Soube que as escolas das aldeias vizinhas estão sem professores e os infantes confinados às lavras e ao pastoreio de cabritos.
"Sem casas e sem lavras, os professores transferidos de longe, ausentam-se na primeira oportunidade para se juntarem às famílias", contou um polícia que frequenta a região.
Para mim, era um desiderato conhecer Nyanga-a-Pepe, nem que apenas passando, seguindo e ouvindo passos de milhares!

sábado, janeiro 01, 2022

UMA TROCA MELHOR DO QUE HÁ 31 ANOS

Na troca da moeda realizada em 1990, minha mãe, camponesa com filhos deslocados em Luanda, e meu tio João Bebeca ficaram mais pobres do que já eram.

A troca da moeda devia acontecer em apenas uma semana, sendo que as cédulas velhas deviam ser depositadas nas raras dependências do BNA ou BPA. Pior do que isso, era troca (5%) e retenção (recebendo títulos), pois, não se saia do Banco Popular de Angola com o total do valor a que se tinha direito.

De suas aldeias (Pedra Escrita e Mbango de Kuteca) para Kalulu eram, respectivamente, 68 e 103Km. Em Kalulu, as filas no BPA (edifício que acolhe hoje a Biblioteca) eram enormes e não possuíam parente nenhum para os abrigar na vila.

Maria Canhanga e o irmão adoentado decidiram, então, partir para Luanda onde tinham parentes e quantidade superior de agências do BPA.

Acontece que, com escassez de carros que se aventurassem às estradas esburacadas dum tempo de guerra ainda apertada, a viagem demorou mais do que o previsto, chegando a Luanda na noite do dia em que terminou a troca da moeda. Os 250 Km que separam Pedra Escrita (Libolo) do Rangel (Luanda) podiam gastar 4 dias de uma viagem com ataques da UNITA e avarias pelo percurso.

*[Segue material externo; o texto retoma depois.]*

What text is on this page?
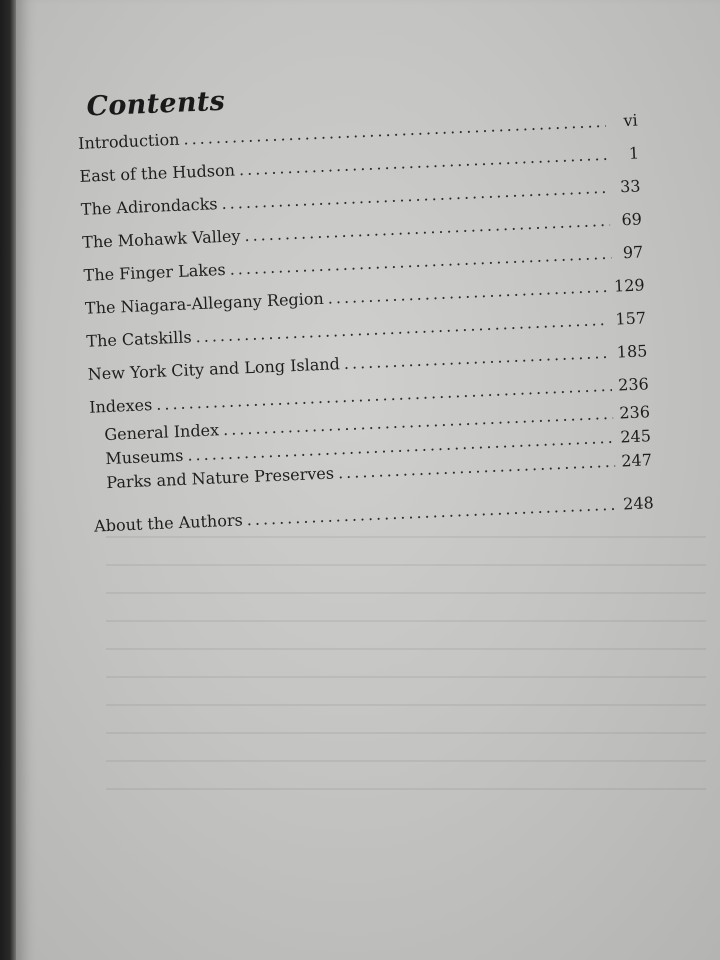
Contents
Introduction
.....
vi
East of the Hudson
.....
1
The Adirondacks
.....
33
The Mohawk Valley
.....
69
The Finger Lakes
.....
97
The Niagara-Allegany Region
.....
129
The Catskills
.....
157
New York City and Long Island
.....
185
Indexes
.....
236
General Index
.....
236
Museums
.....
245
Parks and Nature Preserves
.....
247
About the Authors
.....
248
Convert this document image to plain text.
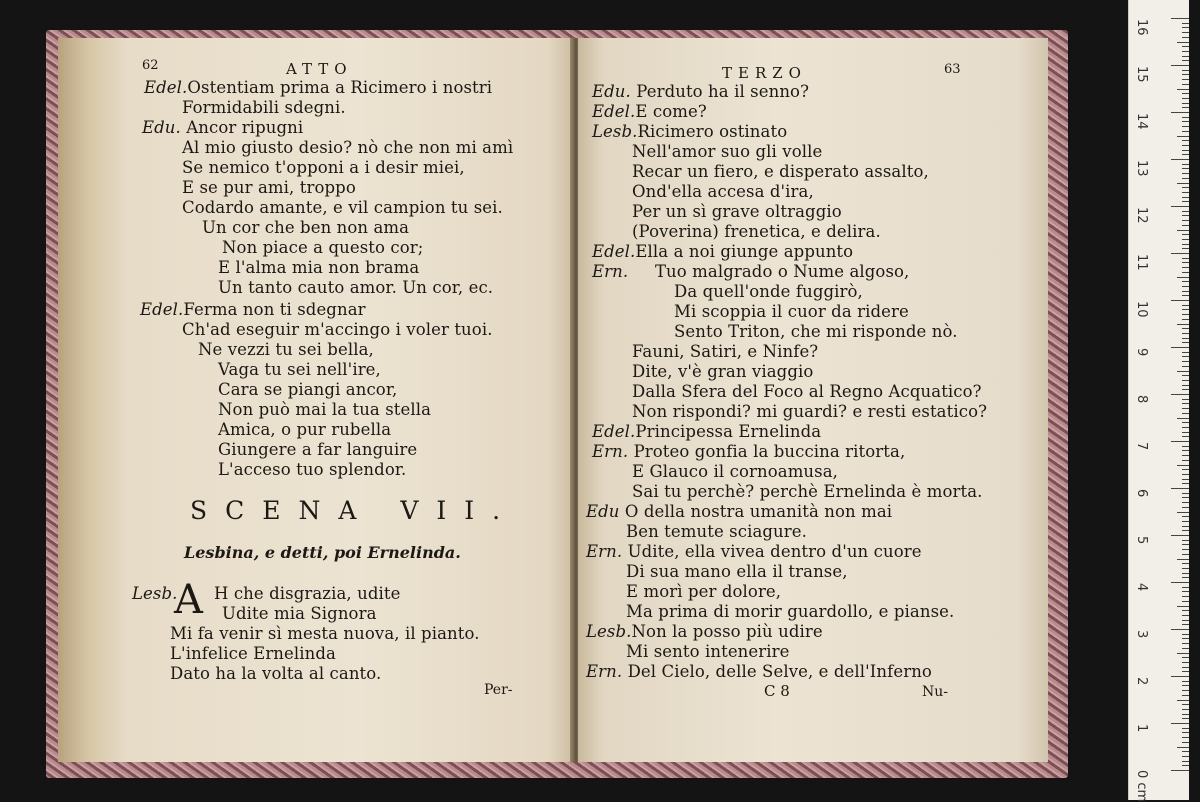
62	ATTO
Edel.Ostentiam prima a Ricimero i nostri
Formidabili sdegni.
Edu. Ancor ripugni
Al mio giusto desio? nò che non mi amì
Se nemico t'opponi a i desir miei,
E se pur ami, troppo
Codardo amante, e vil campion tu sei.
Un cor che ben non ama
Non piace a questo cor;
E l'alma mia non brama
Un tanto cauto amor. Un cor, ec.
Edel.Ferma non ti sdegnar
Ch'ad eseguir m'accingo i voler tuoi.
Ne vezzi tu sei bella,
Vaga tu sei nell'ire,
Cara se piangi ancor,
Non può mai la tua stella
Amica, o pur rubella
Giungere a far languire
L'acceso tuo splendor.
SCENA VII.
Lesbina, e detti, poi Ernelinda.
Lesb.
A H che disgrazia, udite
Udite mia Signora
Mi fa venir sì mesta nuova, il pianto.
L'infelice Ernelinda
Dato ha la volta al canto.
Per-
TERZO	63
Edu. Perduto ha il senno?
Edel.E come?
Lesb.Ricimero ostinato
Nell'amor suo gli volle
Recar un fiero, e disperato assalto,
Ond'ella accesa d'ira,
Per un sì grave oltraggio
(Poverina) frenetica, e delira.
Edel.Ella a noi giunge appunto
Ern. Tuo malgrado o Nume algoso,
Da quell'onde fuggirò,
Mi scoppia il cuor da ridere
Sento Triton, che mi risponde nò.
Fauni, Satiri, e Ninfe?
Dite, v'è gran viaggio
Dalla Sfera del Foco al Regno Acquatico?
Non rispondi? mi guardi? e resti estatico?
Edel.Principessa Ernelinda
Ern. Proteo gonfia la buccina ritorta,
E Glauco il cornoamusa,
Sai tu perchè? perchè Ernelinda è morta.
Edu O della nostra umanità non mai
Ben temute sciagure.
Ern. Udite, ella vivea dentro d'un cuore
Di sua mano ella il transe,
E morì per dolore,
Ma prima di morir guardollo, e pianse.
Lesb.Non la posso più udire
Mi sento intenerire
Ern. Del Cielo, delle Selve, e dell'Inferno
C 8	Nu-
0 cm
1
2
3
4
5
6
7
8
9
10
11
12
13
14
15
16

Nada mais havia por fazer. Perderam tudo quanto, com muito esforco e sacrifício, haviam ganho e poupado para os filhos e para cuidar da saúde. Tem corrido o tempo mas, sempre que se fala em troca de moeda, vem-me à memória o episódio que foi "poupar dinheiro para nada", como desabafou o meu finado tio João Bebeca.

Felizmente, desta vez a troca da moeda está a ser diferente. O Kwanza de duas caras está a ceder lugar paulatinamente, através de retenção bancária, às novas células mono-efígie de A.A. Neto e a autoridade do Banco Central dá seis meses para que quem esteja no Kuteka ou Njamba Kweyo (só para exemplificar) possa, nesses 180 dias depositar as células velhas de que não se puder desfazer numa conta bancária, concedendo ainda um outro período mais longo para se puder trocar as células dual-efígie pelas novas do Manguxi (apenas) em representações do BNA.

Creio que no final do processo, a autoridade monetária terá os seus objectivos cumpridos e entre a população menos lamentos. Bem pensado!

Pena é que o meu tio João Bebeca tenha morrido sem assistência médica adequada, por falta de dinheiro, embora deixando muitas notas vermelhas (Kz 1000 era a maior) sem valor, e a minha mãe, aos 75 anos, não tenha pensão, nem visão!